И на третью ночь, во время нашей игры, я нахожу ответ на вопрос, который снедает меня. "Дикая Кошка" послужила метафорой для моей ситуации. Лютик — это я. А Пит — тот, кого я так сильно хочу защитить — это свет от фонарика. Пока Лютику кажется, что у него еще есть шансы схватить лапами неуловимый луч, он агрессивен и встает на дыбы (совсем как я, с тех пор как покинула арену, оставив живого Пита там). Когда же луч окончательно гаснет, Лютик на время расстраивается и теряется, но быстро приходит в себя и хватается за что-то другое (вот что произойдет, если Пит умрет). Но одна вещь, которая вводит Лютика в ступор — это когда я направляю фонарик высоко на стену, где он попросту не может достать и даже допрыгнуть. Он мечется вдоль стены, вопит, и никак не может ни утешиться, ни отвлечься. И в таком состоянии он пребывает до тех пор, пока я не выключу фонарик (именно это и пытается проделать со мной Сноу, вот только я не знаю, какую форму примет его игра).

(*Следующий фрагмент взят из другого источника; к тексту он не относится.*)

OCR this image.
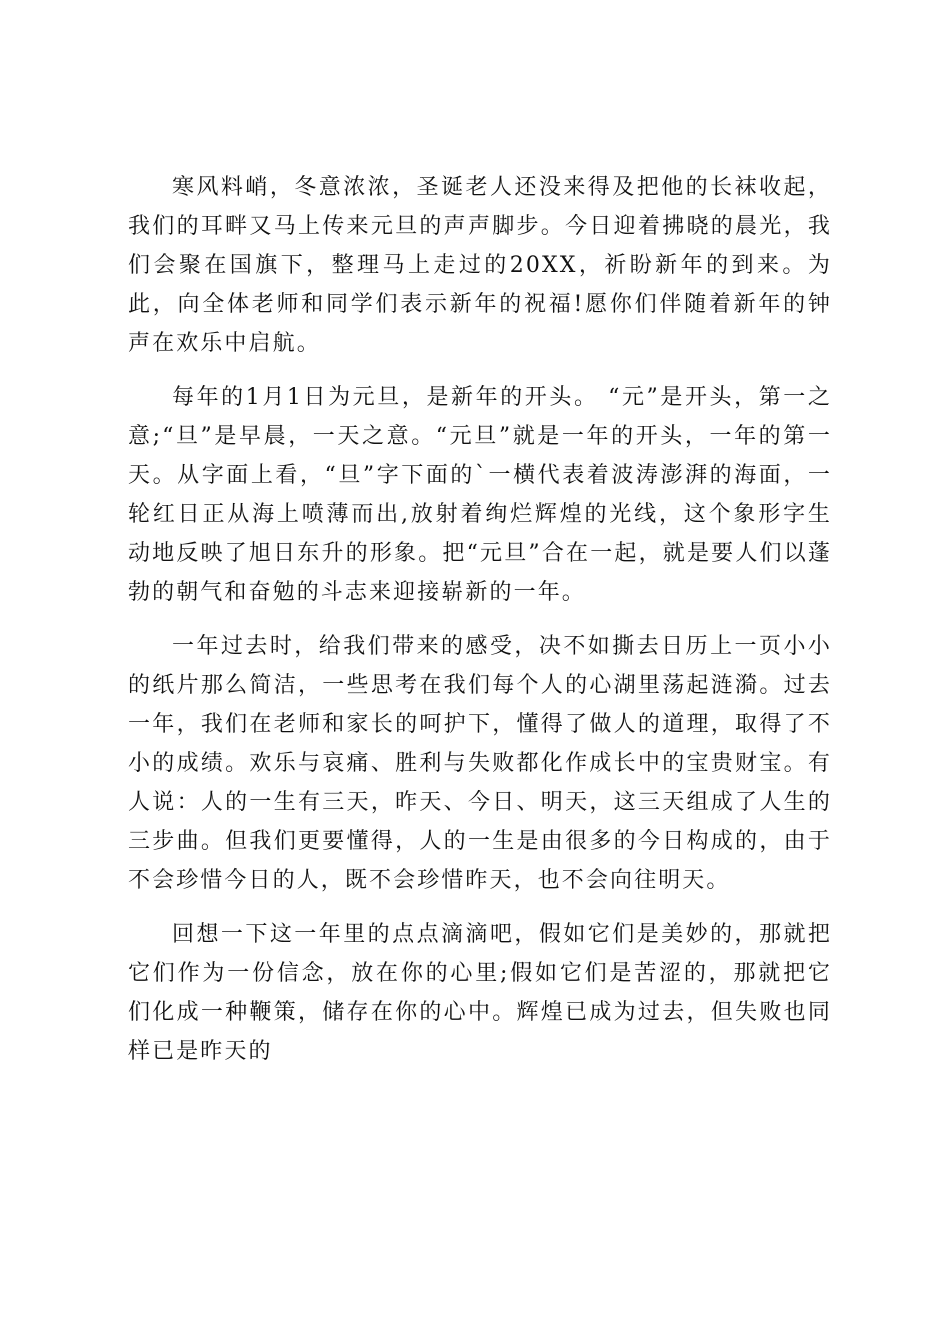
寒风料峭，冬意浓浓，圣诞老人还没来得及把他的长袜收起，我们的耳畔又马上传来元旦的声声脚步。今日迎着拂晓的晨光，我们会聚在国旗下，整理马上走过的20XX，祈盼新年的到来。为此，向全体老师和同学们表示新年的祝福!愿你们伴随着新年的钟声在欢乐中启航。

每年的1月1日为元旦，是新年的开头。 “元”是开头，第一之意;“旦”是早晨，一天之意。“元旦”就是一年的开头，一年的第一天。从字面上看，“旦”字下面的`一横代表着波涛澎湃的海面，一轮红日正从海上喷薄而出,放射着绚烂辉煌的光线，这个象形字生动地反映了旭日东升的形象。把“元旦”合在一起，就是要人们以蓬勃的朝气和奋勉的斗志来迎接崭新的一年。

一年过去时，给我们带来的感受，决不如撕去日历上一页小小的纸片那么简洁，一些思考在我们每个人的心湖里荡起涟漪。过去一年，我们在老师和家长的呵护下，懂得了做人的道理，取得了不小的成绩。欢乐与哀痛、胜利与失败都化作成长中的宝贵财宝。有人说：人的一生有三天，昨天、今日、明天，这三天组成了人生的三步曲。但我们更要懂得，人的一生是由很多的今日构成的，由于不会珍惜今日的人，既不会珍惜昨天，也不会向往明天。

回想一下这一年里的点点滴滴吧，假如它们是美妙的，那就把它们作为一份信念，放在你的心里;假如它们是苦涩的，那就把它们化成一种鞭策，储存在你的心中。辉煌已成为过去，但失败也同样已是昨天的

Может быть, по сценарию Сноу, осознание этого — часть моей роли. Думать, что Пит находится в его власти и его пытают ради получения информации о повстанцах, было плохо. Но думать, что он подвергается пыткам только ради того, чтобы заманить меня, было вообще невыносимо. И это под тяжестью недавнего открытия, что я и в самом деле начинаю ломаться.
После "Дикой Кошки" мы отправляемся спать. Напряжение то есть, то нет, и порой лампы горят на полную мощность, а иногда — в периоды провалов напряжения — мы щуримся, чтобы разглядеть друг друга. На ночь лампы включают на слабую мощность и дополнительно в каждом углу — огни безопасности.
Прим, которая решила, что стены устоят при бомбежках, свернулась калачиком вместе с Лютиком на нижней полке. Моя мать — на верхней. Я предлагаю лечь с кем-нибудь из них на нарах, но они настаивают, чтобы я оставалась на полу, на матрасе, потому как сплю я беспокойно и постоянно ворочаюсь.
Сейчас я не мечусь по кровати: мои мышцы окоченели от напряженных попыток держать себя в руках. Боль в сердце возобновляется и мне кажется, что от него во все стороны по моему телу расходятся крошечные трещины. Проходя через туловище, по рукам и ногам, по лицу, и оставляя на мне глубокие раны. Один хороший удар по бункеру и я могу рассыпаться на странные, остроконечные осколки.
Когда беспокойно ворочающееся большинство погружается в сон, я осторожно скидываю с себя одеяло и на цыпочках шагаю через все подземелье в поисках Финника, гонимая необъяснимым чувством, что только он меня поймет. Он сидит под огнем безопасности в своей каморке, теребя веревку и даже не притворяясь, что отдыхает. Нашептав ему свою догадку по планам Сноу сломить меня, я тут же понимаю: эта стратегия не была новостью для Финника. Именно это и сломало его.
— Вот что они делают с тобой и Энни, ведь так? — спрашиваю я.
— Ну, они арестовали ее не потому, что считали кладезью полезной информации о повстанцах, — отвечает он. — Они знают, что я не стал бы рисковать и делиться с ней этим. Для ее же блага.